Thursday, November 14, 2013

Dostoyevsky at the Garage Sale

Mack Hall, HSG
Mhall46184@aol.com

Dostoyevsky at the Garage Sale

Commerce in used goods has lost its aura of shame and has become acceptable in our culture, and possibly constitutes a significant part of our declining economy. We are told by the propagandists that American manufacturing is on the rise, but the displays of shoddy foreign manufactures suggests to the consumer that this might not be so. Can an economy really be based on selling insurance, snakefingers, drugs, and questionable information to each other?

After World War II this nation was the world’s greatest manufacturer, and in the late 1950s one only with difficulty found a product made anywhere else. In our time, though, if one wants an American-made hammer, shirt, camera, dinner service, pocket knife, or toy train, he no longer shops downtown (which no longer exists) or from the Montgomery Ward catalogue (which no longer exists), but probably at that modern American custom, the Saturday morning garage sale (which seldom features a garage).

In the past year y’r ‘umble scrivener has found: two wagon wrenches (aka monkey wrenches), a Kodak 33mm Pony camera, a made-in-Chicago metal pencil sharpener, several pocket knives, a cast-iron rope pulley for a water well, a handsaw, and any number of hand tools and power tools, all American made, not as investments but mostly for their immediate utility (the camera is on a shelf and the handsaw is Miz Bee-ish fence art).

At a recent Friends of the Kirbyville Public Library book sale I found a copy of Dostoyevsky’s Crime and Punishment, published in 1938 by The Heritage Press. The book is hardbound in boards and linen, measures about seven by ten inches, is translated by Constance Garnett, and features engravings by a refugee German, Fritz Eichenberg. The paper is not particularly heavy but it is well-made (after all, it’s into its eighth decade) and cream-colored, which, with the large text, is easy on the eyes.

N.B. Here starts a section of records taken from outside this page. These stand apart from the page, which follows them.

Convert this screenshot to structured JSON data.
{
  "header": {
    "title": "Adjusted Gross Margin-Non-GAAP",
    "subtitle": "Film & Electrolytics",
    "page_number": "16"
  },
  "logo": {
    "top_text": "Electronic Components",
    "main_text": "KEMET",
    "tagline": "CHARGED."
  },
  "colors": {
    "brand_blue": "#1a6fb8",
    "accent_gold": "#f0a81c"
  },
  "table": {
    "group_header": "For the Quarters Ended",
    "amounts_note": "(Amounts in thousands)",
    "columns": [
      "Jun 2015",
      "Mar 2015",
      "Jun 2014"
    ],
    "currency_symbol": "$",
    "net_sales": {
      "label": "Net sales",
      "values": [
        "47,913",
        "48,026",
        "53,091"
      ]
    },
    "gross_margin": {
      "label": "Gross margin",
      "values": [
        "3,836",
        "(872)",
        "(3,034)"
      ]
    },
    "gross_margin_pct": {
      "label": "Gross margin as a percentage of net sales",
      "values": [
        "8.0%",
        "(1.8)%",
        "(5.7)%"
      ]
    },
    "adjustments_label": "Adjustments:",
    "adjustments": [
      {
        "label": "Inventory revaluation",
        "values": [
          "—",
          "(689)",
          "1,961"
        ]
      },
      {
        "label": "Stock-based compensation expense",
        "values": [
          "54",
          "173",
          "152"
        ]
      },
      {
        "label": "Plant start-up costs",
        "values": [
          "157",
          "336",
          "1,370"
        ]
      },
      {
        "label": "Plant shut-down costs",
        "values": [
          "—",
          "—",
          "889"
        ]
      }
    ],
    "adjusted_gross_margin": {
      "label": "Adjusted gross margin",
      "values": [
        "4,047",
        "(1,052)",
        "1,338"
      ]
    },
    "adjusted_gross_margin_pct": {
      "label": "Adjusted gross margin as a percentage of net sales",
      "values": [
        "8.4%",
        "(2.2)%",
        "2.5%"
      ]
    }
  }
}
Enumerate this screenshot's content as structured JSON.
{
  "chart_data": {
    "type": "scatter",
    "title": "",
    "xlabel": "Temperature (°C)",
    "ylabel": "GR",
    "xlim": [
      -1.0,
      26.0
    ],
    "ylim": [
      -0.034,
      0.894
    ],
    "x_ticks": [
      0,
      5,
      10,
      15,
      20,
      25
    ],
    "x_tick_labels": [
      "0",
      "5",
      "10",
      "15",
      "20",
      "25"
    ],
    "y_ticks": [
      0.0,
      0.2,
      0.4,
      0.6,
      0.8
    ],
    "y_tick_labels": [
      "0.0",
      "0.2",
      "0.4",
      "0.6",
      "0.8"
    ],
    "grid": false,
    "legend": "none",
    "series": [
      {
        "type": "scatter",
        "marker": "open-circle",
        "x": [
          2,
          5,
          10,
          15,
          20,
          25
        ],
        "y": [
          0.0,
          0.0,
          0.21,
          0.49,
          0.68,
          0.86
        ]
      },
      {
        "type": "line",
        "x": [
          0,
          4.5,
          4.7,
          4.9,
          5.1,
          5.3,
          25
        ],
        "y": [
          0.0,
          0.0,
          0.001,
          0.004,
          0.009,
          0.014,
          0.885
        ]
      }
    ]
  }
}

This book was not manufactured as an objet d’art; it was meant to be read, and I’m reading it. Most good stories are about redemption, and thus civilization, and with Dostoyevsky the concept of redemption can be cubed and squared. After all, who among us has ever faced a firing squad? Happily, the Czar sent a just-in-time reprieve (which no Communist would ever do), and Dostoyevsky spent the following ten years in a penal colony (which, again, is not a common experience among us). The man definitely had something to say, unlike our modern I, I, I, me, me, me writers whose focus is upon their hurt feelings and their scripted outrage.

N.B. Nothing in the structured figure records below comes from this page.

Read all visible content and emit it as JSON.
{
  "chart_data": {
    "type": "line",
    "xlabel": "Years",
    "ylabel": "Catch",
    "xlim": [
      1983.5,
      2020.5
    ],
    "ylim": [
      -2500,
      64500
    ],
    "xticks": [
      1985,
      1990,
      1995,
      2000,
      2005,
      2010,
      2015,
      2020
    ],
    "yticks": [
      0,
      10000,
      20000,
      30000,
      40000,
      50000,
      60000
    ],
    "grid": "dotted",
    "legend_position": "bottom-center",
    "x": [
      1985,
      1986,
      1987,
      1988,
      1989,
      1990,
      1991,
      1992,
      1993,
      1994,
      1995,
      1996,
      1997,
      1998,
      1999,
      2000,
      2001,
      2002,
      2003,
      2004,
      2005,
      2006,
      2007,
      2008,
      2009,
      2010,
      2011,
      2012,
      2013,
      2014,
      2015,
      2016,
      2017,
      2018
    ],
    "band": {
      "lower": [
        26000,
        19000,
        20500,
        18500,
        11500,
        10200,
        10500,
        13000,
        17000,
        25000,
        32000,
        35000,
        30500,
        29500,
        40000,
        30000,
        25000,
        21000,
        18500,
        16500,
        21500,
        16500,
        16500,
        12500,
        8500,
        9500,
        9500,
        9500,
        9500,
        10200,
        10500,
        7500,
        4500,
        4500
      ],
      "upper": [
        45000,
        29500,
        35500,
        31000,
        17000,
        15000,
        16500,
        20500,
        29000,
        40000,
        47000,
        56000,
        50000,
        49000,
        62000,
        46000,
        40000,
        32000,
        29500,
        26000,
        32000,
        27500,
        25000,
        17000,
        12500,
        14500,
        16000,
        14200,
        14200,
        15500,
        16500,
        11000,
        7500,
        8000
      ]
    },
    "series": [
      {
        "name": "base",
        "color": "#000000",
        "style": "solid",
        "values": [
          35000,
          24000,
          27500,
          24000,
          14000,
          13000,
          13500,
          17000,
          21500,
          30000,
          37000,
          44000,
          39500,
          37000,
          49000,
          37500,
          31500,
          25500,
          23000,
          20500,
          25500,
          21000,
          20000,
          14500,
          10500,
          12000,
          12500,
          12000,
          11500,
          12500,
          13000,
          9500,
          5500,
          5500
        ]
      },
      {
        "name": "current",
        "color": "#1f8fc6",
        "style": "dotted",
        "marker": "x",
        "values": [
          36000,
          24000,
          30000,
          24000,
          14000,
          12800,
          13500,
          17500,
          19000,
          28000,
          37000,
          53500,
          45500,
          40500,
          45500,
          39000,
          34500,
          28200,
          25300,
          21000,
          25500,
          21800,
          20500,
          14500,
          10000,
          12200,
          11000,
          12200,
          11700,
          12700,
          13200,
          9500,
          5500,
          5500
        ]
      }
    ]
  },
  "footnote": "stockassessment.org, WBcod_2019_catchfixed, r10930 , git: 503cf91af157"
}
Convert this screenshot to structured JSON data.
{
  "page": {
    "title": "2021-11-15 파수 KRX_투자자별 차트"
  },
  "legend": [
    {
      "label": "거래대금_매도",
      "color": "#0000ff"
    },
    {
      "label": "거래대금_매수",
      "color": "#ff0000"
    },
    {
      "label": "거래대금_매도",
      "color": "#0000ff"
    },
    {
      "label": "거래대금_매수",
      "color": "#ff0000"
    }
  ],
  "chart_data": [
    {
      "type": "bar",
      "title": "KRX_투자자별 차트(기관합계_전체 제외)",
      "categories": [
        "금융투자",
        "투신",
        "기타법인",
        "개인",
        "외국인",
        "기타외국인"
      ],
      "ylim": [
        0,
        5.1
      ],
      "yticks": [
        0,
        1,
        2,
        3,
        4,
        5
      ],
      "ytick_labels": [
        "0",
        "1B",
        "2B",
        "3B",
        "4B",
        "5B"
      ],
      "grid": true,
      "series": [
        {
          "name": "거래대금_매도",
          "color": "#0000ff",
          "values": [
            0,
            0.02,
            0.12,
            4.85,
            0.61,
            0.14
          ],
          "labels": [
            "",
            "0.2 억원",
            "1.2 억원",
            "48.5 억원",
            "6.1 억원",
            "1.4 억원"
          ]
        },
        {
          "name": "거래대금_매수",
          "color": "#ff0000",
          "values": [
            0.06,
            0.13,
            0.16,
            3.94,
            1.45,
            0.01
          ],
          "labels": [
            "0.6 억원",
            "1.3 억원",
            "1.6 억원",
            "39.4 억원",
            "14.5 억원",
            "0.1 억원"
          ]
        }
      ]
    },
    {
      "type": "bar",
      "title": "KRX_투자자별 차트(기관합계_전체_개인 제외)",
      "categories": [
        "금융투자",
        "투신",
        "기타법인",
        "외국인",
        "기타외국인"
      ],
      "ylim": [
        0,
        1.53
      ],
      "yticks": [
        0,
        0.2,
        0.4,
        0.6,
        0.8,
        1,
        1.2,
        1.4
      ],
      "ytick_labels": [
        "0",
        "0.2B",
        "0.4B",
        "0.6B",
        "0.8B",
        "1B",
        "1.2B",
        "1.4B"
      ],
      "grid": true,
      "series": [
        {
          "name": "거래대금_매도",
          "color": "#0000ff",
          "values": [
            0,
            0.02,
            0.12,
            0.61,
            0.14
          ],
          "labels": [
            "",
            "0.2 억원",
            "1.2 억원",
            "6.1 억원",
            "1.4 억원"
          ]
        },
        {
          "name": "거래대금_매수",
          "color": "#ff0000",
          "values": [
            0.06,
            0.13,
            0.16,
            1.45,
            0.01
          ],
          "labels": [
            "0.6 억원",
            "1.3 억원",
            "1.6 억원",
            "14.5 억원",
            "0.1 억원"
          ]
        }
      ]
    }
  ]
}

And George Macy had something to say too: in the middle of a terrible economic Depression (we’ll never know how many died in those grim times), with the ascendancy of Communism, National Socialism, and whatever ism one might apply to Japan (who once again has begun coveting Chinese land), Mr. Macy chose to say that civilization will go on, even under food rationing and air-raids. Mr. Macy commissioned the printing of books, farming out the acquisition of papers and boards and cloth, typesetting, printing, and binding to various small companies throughout the country, and selling them under the imprint of The Heritage Club. These books sold for a dollar or so, a fabulous sum at the time, and anyone who bought a book had to think, plan, and save for such a rare event. Mr. Macy said that civilization should go on, and whoever bought this particular volume in 1938 probably skipped some meals so that civilization would indeed continue.

The Easton Press (http://www.eastonpress.com/) is the successor to the several Macy companies and other publishers, and continues to publish books, some to be read and some apparently merely for display.

Their edition of Crime and Punishment is bound in leather, and is available for $64.90. In terms of purchasing power, that is much, much less than the dollar edition of 1938.

Even so, one is not sure that the sellers know what the book is. The advertisement reads: “Impoverished and desperate, a young man is driven to the murder of a loathsome pawnbroker - and finds himself trapped in a hell of paranoia and terror. Dostoevsky's enthralling novel is, at once, an extraordinary psychological study, a harrowing mystery and a brilliant detective thriller.” The first sentence is good, a brief synopsis, but while details in the second sentence are correct, overall, the point of the story is missed, and that is the theme of redemption. Dostoyevsky is a Christian writer, not Agatha Christie or a scriptwriter for the BBC, and he is always about salvation.
Curiously, the “Sandglass” insert of 1938 makes the same mistake, referring to Crime and Punishment as “one of the great psychological studies.”

Well, Dostoyevsky knew his own book was about salvation, not about psychology, and certainly not about sustainability and greenness.

I wonder if someone will come across Dostoyevsky’s pocket knife at a garage sale.